Хотя Фицджеральду не разрешалось принимать участия в спектаклях, он как-то сфотографировался в костюме девушки-хористки, приспустив платье со своего ослепительно белого плечика и изобразив на лице пленительную улыбку. Фотография каким-то образом угодила в «Нью-Йорк таймс», и Фицджеральд получил даже несколько писем от поклонниц. Одна из девиц писала, что он очарователен при перевоплощении в женщину и, должно быть, еще более привлекателен в роли мужчины. Импресарио Чарлз Борнхопт обещал даже подыскать для него какую-нибудь пьесу на Бродвее.
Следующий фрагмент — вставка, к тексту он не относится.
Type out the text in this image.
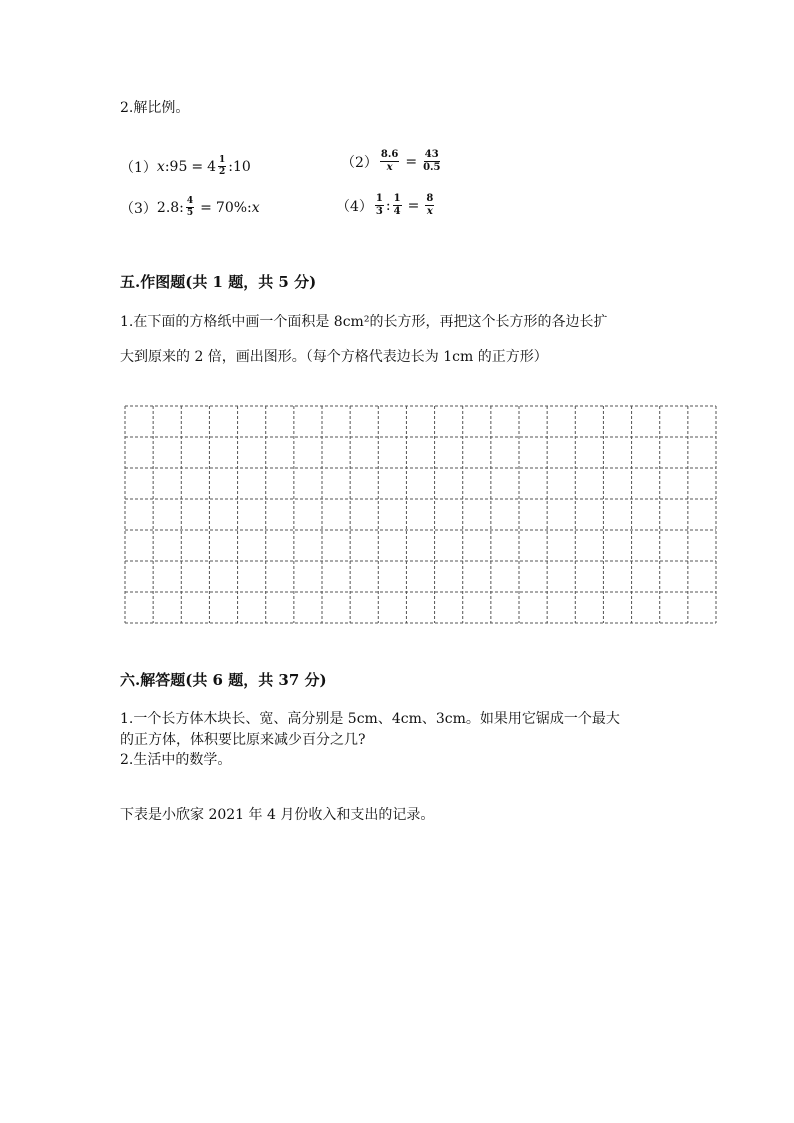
2.解比例。
（1） x : $95 = 4 \frac{1}{2}$ : 10	$(2) \frac{8.6}{x} = \frac{43}{0.5}$
（3） 2.8: $\frac{4}{5} = 70\%$: x	$(4) \frac{1}{3}$ : $\frac{1}{4} = \frac{8}{x}$
五.作图题(共 1 题，共 5 分)
1.在下面的方格纸中画一个面积是 8cm²的长方形，再把这个长方形的各边长扩
大到原来的 2 倍，画出图形。（每个方格代表边长为 1cm 的正方形）
六.解答题(共 6 题，共 37 分)
1.一个长方体木块长、宽、高分别是 5cm、4cm、3cm。如果用它锯成一个最大
的正方体，体积要比原来减少百分之几?
2.生活中的数学。
下表是小欣家 2021 年 4 月份收入和支出的记录。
В ту осень Фицджеральд посещал заседания «Кофейного клуба», группы старшекурсников, регулярно проводивших литературные диспуты. Главенствовал в клубе Джон Пил Бишоп, голос которого чаще других раздавался во время разгоравшихся в клубе споров. Фицджеральд же вносил в обсуждения, с восторгом принятый всеми, элемент задора и юмора. Хотя его литературный багаж был не столь увесист, как у Бишопа, он воспринимал прочитанное всем своим существом, и ему не терпелось поделиться с другими чувствами, переполнявшими его после общения с какой-нибудь понравившейся ему книгой. Ворвавшись в комнату, он с видом первооткрывателя выпаливал: «Я только что проглотил «Кузена Понса» и получил колоссальное удовольствие. Какая книга! Какой все-таки Бальзак великолепный писатель!»
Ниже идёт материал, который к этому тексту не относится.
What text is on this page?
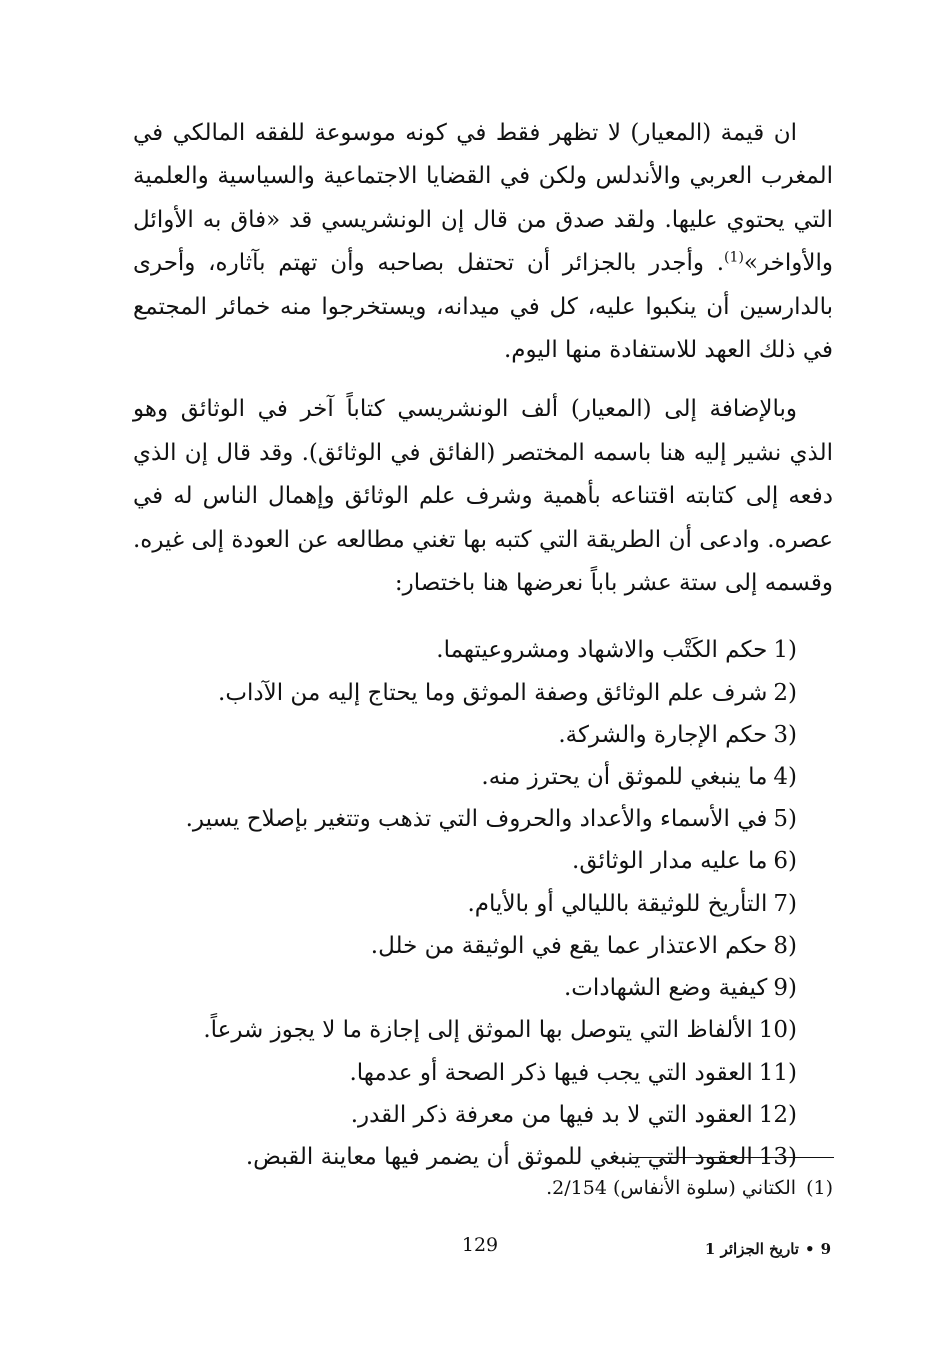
ان قيمة (المعيار) لا تظهر فقط في كونه موسوعة للفقه المالكي في المغرب العربي والأندلس ولكن في القضايا الاجتماعية والسياسية والعلمية التي يحتوي عليها. ولقد صدق من قال إن الونشريسي قد «فاق به الأوائل والأواخر»$^{(1)}$. وأجدر بالجزائر أن تحتفل بصاحبه وأن تهتم بآثاره، وأحرى بالدارسين أن ينكبوا عليه، كل في ميدانه، ويستخرجوا منه خمائر المجتمع في ذلك العهد للاستفادة منها اليوم.

وبالإضافة إلى (المعيار) ألف الونشريسي كتاباً آخر في الوثائق وهو الذي نشير إليه هنا باسمه المختصر (الفائق في الوثائق). وقد قال إن الذي دفعه إلى كتابته اقتناعه بأهمية وشرف علم الوثائق وإهمال الناس له في عصره. وادعى أن الطريقة التي كتبه بها تغني مطالعه عن العودة إلى غيره. وقسمه إلى ستة عشر باباً نعرضها هنا باختصار:

1)حكم الكَتْب والاشهاد ومشروعيتهما.
2)شرف علم الوثائق وصفة الموثق وما يحتاج إليه من الآداب.
3)حكم الإجارة والشركة.
4)ما ينبغي للموثق أن يحترز منه.
5)في الأسماء والأعداد والحروف التي تذهب وتتغير بإصلاح يسير.
6)ما عليه مدار الوثائق.
7)التأريخ للوثيقة بالليالي أو بالأيام.
8)حكم الاعتذار عما يقع في الوثيقة من خلل.
9)كيفية وضع الشهادات.
10)الألفاظ التي يتوصل بها الموثق إلى إجازة ما لا يجوز شرعاً.
11)العقود التي يجب فيها ذكر الصحة أو عدمها.
12)العقود التي لا بد فيها من معرفة ذكر القدر.
13)العقود التي ينبغي للموثق أن يضمر فيها معاينة القبض.
(1)الكتاني (سلوة الأنفاس) 2/154.
129	9•تاريخ الجزائر 1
Свои стихи и прозу Фицджеральд носил на отзыв Альфреду Нойзу[48] (тот преподавал в Принстоне с 1914 по 1923 год). При этом он уверял Нойза, что ощущает в себе способности писать или книги, которые найдут хороший сбыт, или книги, имеющие непреходящую ценность, и что он в раздумье, какой путь ему избрать. Нойз убеждал Фицджеральда, что, в конечном счете, он получит больше удовлетворения от создания книг непреходящей ценности. Фицджеральд делал вид, что не может разрешить эту дилемму. Позднее он шутил, что «счел за благо все-таки ухватиться за звонкую монету и отказаться от звонкой славы». Однако Нойз, отнюдь не производил на Фицджеральда большого впечатления. Когда мать Джона Бишопа как-то сказала, что она только что пила чай с поэтом Альфредом Нойзом, Фицджеральд, взглянув на нее с непроницаемым выражением лица, произнес: «О-о, разве он поэт?»
В начале третьего года обучения в университете Фицджеральд мог оглянуться назад и сделать вывод, что он кое-чего достиг. Юноша со Среднего Запада, окончивший никому не известную подготовительную школу, был принят в клуб, куда стремился попасть, а его сотрудничество в «Треугольнике» и, в меньшей степени, в «Тигре» и «Литературном журнале» снискало ему популярность. Он уже представлял себя следующим президентом «Треугольника» и даже лелеял надежду когда-нибудь быть избранным в святая святых — студенческий совет старших курсов.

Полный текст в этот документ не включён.